Frequently Asked Questions (FAQs)
1. What is South-South Learning, and how does it differ from traditional North-South cooperation?
A: South-South Learning involves the exchange of knowledge, experiences, and best practices among countries in the Global South, which face similar socio-economic and developmental challenges. Unlike traditional North-South cooperation, it focuses on collaboration among countries with similar contexts, promoting self-reliance and tailored solutions.
2. Why is South-South Learning important in today’s global context?
A: South-South Learning is essential because it recognizes the shared challenges and opportunities faced by countries in the Global South.

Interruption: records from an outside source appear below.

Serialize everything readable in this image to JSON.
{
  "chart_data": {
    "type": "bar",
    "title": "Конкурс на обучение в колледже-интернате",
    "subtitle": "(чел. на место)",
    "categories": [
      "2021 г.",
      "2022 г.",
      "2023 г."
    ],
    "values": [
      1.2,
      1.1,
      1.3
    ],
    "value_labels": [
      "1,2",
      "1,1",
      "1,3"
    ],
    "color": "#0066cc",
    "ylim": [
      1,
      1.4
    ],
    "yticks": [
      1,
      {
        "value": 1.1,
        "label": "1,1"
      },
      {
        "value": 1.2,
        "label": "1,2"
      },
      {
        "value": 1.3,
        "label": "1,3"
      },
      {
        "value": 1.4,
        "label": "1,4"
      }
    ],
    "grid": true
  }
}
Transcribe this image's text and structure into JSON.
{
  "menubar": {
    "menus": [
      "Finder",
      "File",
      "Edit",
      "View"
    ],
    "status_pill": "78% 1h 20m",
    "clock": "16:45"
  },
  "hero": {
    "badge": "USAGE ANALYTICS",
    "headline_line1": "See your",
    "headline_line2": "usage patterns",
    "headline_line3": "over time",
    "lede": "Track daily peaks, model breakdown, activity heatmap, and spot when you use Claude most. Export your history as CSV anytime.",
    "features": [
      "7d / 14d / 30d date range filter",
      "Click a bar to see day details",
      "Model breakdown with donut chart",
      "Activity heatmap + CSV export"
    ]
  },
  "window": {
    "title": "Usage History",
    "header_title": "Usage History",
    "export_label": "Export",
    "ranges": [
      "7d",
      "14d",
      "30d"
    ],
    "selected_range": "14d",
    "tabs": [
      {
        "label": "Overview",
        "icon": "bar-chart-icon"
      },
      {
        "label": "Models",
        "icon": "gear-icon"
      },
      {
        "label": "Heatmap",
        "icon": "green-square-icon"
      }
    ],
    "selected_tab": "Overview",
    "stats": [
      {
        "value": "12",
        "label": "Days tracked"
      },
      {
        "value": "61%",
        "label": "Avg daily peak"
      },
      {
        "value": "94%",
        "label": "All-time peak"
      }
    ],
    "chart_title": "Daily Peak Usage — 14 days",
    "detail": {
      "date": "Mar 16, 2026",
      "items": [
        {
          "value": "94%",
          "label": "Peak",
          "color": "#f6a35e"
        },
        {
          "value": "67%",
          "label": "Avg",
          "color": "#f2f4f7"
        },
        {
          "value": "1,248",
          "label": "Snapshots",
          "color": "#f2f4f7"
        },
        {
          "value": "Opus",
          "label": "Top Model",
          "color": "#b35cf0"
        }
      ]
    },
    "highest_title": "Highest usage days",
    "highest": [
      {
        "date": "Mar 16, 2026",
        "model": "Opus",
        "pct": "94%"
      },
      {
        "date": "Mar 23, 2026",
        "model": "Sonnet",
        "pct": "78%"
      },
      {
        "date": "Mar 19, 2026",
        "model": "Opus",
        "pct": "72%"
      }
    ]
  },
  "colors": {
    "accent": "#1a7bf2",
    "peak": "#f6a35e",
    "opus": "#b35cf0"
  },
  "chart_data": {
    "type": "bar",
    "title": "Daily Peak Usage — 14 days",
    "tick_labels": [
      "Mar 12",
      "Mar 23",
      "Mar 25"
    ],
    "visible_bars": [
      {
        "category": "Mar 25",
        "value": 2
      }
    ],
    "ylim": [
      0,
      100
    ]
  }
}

It empowers nations to leverage their collective knowledge and experiences, fostering innovative and context-specific solutions for sustainable development in a rapidly changing world.
3. How can South-South Learning benefit countries in the Global South?
A: South-South Learning allows countries to learn from one another’s successes and failures. It can accelerate development, promote self-sufficiency, and reduce dependency on external aid. Additionally, it can lead to cost-effective and culturally relevant solutions, driving progress in critical sectors.
4. What are some examples of successful South-South Learning initiatives?
A: Examples include India’s experience in eradicating polio, which was shared with other countries in the Global South to combat the disease effectively. Similarly, Bhutan’s Gross National Happiness Index has inspired discussions on holistic well-being and development in other nations.
5. How can countries promote and facilitate South-South Learning?
A: Countries can encourage South-South Learning by establishing platforms for dialogue and knowledge exchange, facilitating partnerships, and providing resources for collaborative projects. Regional organizations and international agencies can also play a vital role in supporting and funding initiatives that promote this approach to development and cooperation.